Nella sua intervista al Corriere della Sera, Papa Francesco ha affermato di volere che il nuovo Presidente scelga il Segretario Generale, in modo che sia “qualcuno disposto a lavorare con e per lui”. Ma il Papa non ha specificato come dovrebbe avvenire questa scelta.

In termini formali, il Papa sceglie anche il Segretario Generale, sulla base di una lista di nomi suggerita dalla conferenza episcopale.

Quando nel 2013 scelse il Vescovo Nunzio Galantino, lo scelse anche se non figurava tra i primi tre nomi presentati dall’allora Presidente della conferenza episcopale, il Cardinale Angelo Bagnasco. Nel 2018 il Papa ha scelto il Vescovo Stefano Russo da una lista di sette presentata dal Cardinal Bassetti.

Che Papa Francesco fosse scontento del lavoro svolto dalla Presidenza della conferenza episcopale negli ultimi cinque anni lo si può vedere da una serie di dettagli.

La cosa più sorprendente è stata che Russo ha concluso il suo mandato di Segretario Generale con un anno di anticipo. Inoltre, una settimana prima dell’assemblea plenaria dei vescovi è stata annunciata la sua nomina [QUI] a vescovo residenziale, delegittimandolo di fatto.

Un clima teso si è potuto vedere anche durante l’incontro a porte chiuse che il Papa ha tenuto con i vescovi il 23 maggio. Nessuno tranne i vescovi ha potuto partecipare, nemmeno i loro segretari. Il Papa avrebbe scherzato sulla nomina di Russo alla Diocesi suburbicaria di Velletri-Segni, dicendo che il 60enne era stato “mandato in vacanza ai Castelli Romani”, una zona collinare che funge da popolare meta di svago per i romani.

Il Papa avrebbe anche detto ai vescovi di non aver cercato di evidenziare l’idea che il prossimo Presidente dovrebbe essere un cardinale nella sua intervista al Corriere della Sera. Piuttosto, ha detto, aveva semplicemente sottolineato la sua preferenza quando i giornalisti hanno suggerito che l’Arcivescovo di Modena Erio Castellucci potesse essere un candidato.

Papa Francesco avrebbe detto che non voleva un’operazione per risolvere i suoi problemi al ginocchio e avrebbe preferito dimettersi piuttosto che sottoporsi di nuovo all’anestesia generale.

Per quanto riguarda la Cina, Papa Francesco ha elogiato l’approccio diplomatico [QUI] del Cardinale Pietro Parolin. Ha parlato del “martirio della pazienza”, frase attribuita al Cardinale Agostino Casaroli, Segretario di Stato sotto Papa Giovanni Paolo II ed artefice della Ostpolitik vaticana [QUI].
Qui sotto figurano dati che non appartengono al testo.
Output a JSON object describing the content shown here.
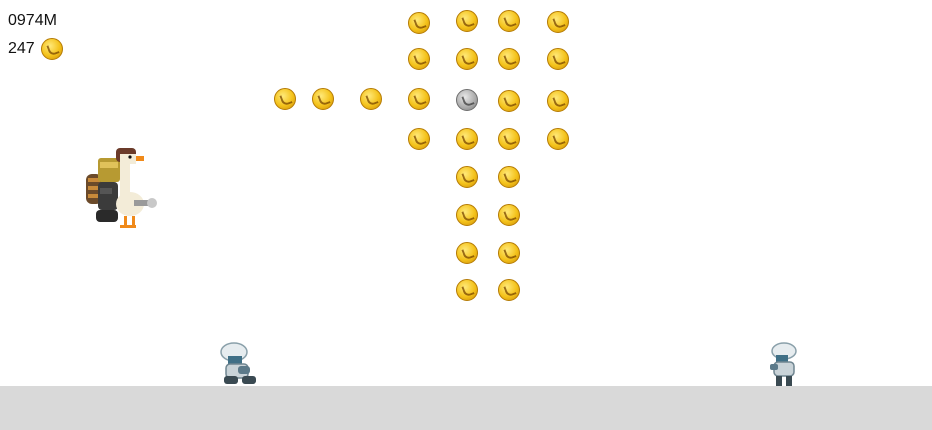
{
  "hud": {
    "distance": "0974M",
    "coin_count": "247",
    "coin_icon": "gold-coin-icon"
  },
  "colors": {
    "ground": "#d9d9d9",
    "coin_gold": "#f4c21a",
    "coin_silver": "#a9a9a9",
    "background": "#ffffff"
  },
  "scene": {
    "player": "goose-with-jetpack",
    "enemies": [
      "soldier-crouching",
      "soldier-standing"
    ],
    "coin_kinds": [
      "gold",
      "silver"
    ]
  }
}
Il futuro orientamento della Conferenza Episcopale Italiana dipende ora dalla scelta del Segretario Generale, vero motore dell’organismo. Sarà qualcuno che lavorerà con Zuppi per forgiare una nuova linea che vada oltre le indicazioni del Papa?

Nei suoi primi commenti dopo la sua elezione il 24 maggio, Zuppi ha affermato che sarebbe stato guidato da tre criteri, che ha chiamato in ordine di importanza come “obbedienza al Primato del Papa, sinodalità e collegialità”. Il modo in cui li metterà in pratica sarà osservato da vicino nei prossimi mesi.